Visa's use of Replit for agentic payments shows how AI is not just about infrastructure — it is being embedded directly into the products that move money around the world.
The Chip Race: Nvidia on Notice as New Contenders Emerge
The flurry of custom chip deals has direct implications for Nvidia, which has dominated the AI accelerator market. The emergence of General Compute, a firm betting on SambaNova as the next breakout chipmaker, signals that investors see room for alternative architectures. SambaNova's reconfigurable dataflow approach aims to offer more flexibility than Nvidia's fixed architecture, potentially unlocking efficiency gains for certain AI workloads.
"Nvidia is once again being put on notice," the TechCrunch coverage emphasizes. With hyperscalers like Amazon and Apple locking in custom silicon, the era of Nvidia being the sole supplier of high-end AI chips is drawing to a close.
General Compute's bet on SambaNova is a vote of confidence in the idea that AI compute will become more specialized and fragmented. If successful, it could open up the chip market to multiple players, each optimized for different parts of the AI stack.
Looking Ahead: What the Deals Signal for the Next Five Years
As the dust settles on a remarkable day of enterprise AI announcements, several long-term trends come into focus. First, the hyperscalers — Amazon, Google, and Microsoft — are becoming the indispensable infrastructure layer for AI. Apple's decision to partner with Amazon rather than building its own cloud chip division reinforces this reality.
Second, consumer AI is entering a new competitive phase. With Siri's overhaul in iOS 27, Apple is re-entering the assistant wars in earnest. The success of this bet will depend on whether the new Siri can match the conversational ability of leading chatbots while maintaining Apple's hallmark privacy and user experience.
Third, enterprise AI adoption is shifting from a focus on excitement to a focus on safety and reliability. Companies that can prove their AI systems are robust and trustworthy will have a significant edge.

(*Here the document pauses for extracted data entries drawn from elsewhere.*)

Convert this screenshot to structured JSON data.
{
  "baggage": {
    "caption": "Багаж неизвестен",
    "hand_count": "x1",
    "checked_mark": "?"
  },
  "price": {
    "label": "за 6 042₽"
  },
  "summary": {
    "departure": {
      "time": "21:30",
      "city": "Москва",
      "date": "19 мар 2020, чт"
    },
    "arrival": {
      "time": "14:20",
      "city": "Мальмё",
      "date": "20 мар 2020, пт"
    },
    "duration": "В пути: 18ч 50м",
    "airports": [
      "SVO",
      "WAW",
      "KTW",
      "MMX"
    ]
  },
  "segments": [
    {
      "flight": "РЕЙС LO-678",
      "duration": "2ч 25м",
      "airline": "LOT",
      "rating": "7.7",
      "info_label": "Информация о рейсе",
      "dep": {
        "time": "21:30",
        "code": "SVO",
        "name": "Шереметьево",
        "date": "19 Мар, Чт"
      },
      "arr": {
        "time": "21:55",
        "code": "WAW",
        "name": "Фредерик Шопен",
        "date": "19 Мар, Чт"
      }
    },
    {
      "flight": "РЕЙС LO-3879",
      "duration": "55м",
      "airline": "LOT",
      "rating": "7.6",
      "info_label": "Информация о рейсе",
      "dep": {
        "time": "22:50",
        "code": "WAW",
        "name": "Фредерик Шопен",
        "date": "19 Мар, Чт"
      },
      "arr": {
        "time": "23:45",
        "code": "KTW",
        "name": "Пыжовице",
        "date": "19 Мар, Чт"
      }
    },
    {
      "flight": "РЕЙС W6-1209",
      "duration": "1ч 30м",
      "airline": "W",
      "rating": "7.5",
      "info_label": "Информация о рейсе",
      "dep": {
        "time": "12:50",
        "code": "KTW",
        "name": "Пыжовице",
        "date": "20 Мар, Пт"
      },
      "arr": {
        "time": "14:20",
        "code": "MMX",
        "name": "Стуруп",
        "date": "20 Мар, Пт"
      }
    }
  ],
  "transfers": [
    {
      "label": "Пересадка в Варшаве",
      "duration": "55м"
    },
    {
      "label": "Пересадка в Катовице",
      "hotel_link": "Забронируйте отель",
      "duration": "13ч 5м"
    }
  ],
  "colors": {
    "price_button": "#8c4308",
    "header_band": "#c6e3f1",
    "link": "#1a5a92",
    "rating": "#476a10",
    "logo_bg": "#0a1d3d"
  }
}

Finally, the chip market is becoming more contested. Nvidia still leads, but the combination of custom hyperscaler chips and emerging startups like SambaNova is creating a more diverse ecosystem. The next five years will determine not just who builds the best AI, but who controls the infrastructure it runs on.
The message from the day's news is clear: the AI industry is no longer about debate — it is about deployment, and the winners are those who can secure the compute, the software, and the trust to make AI work at scale.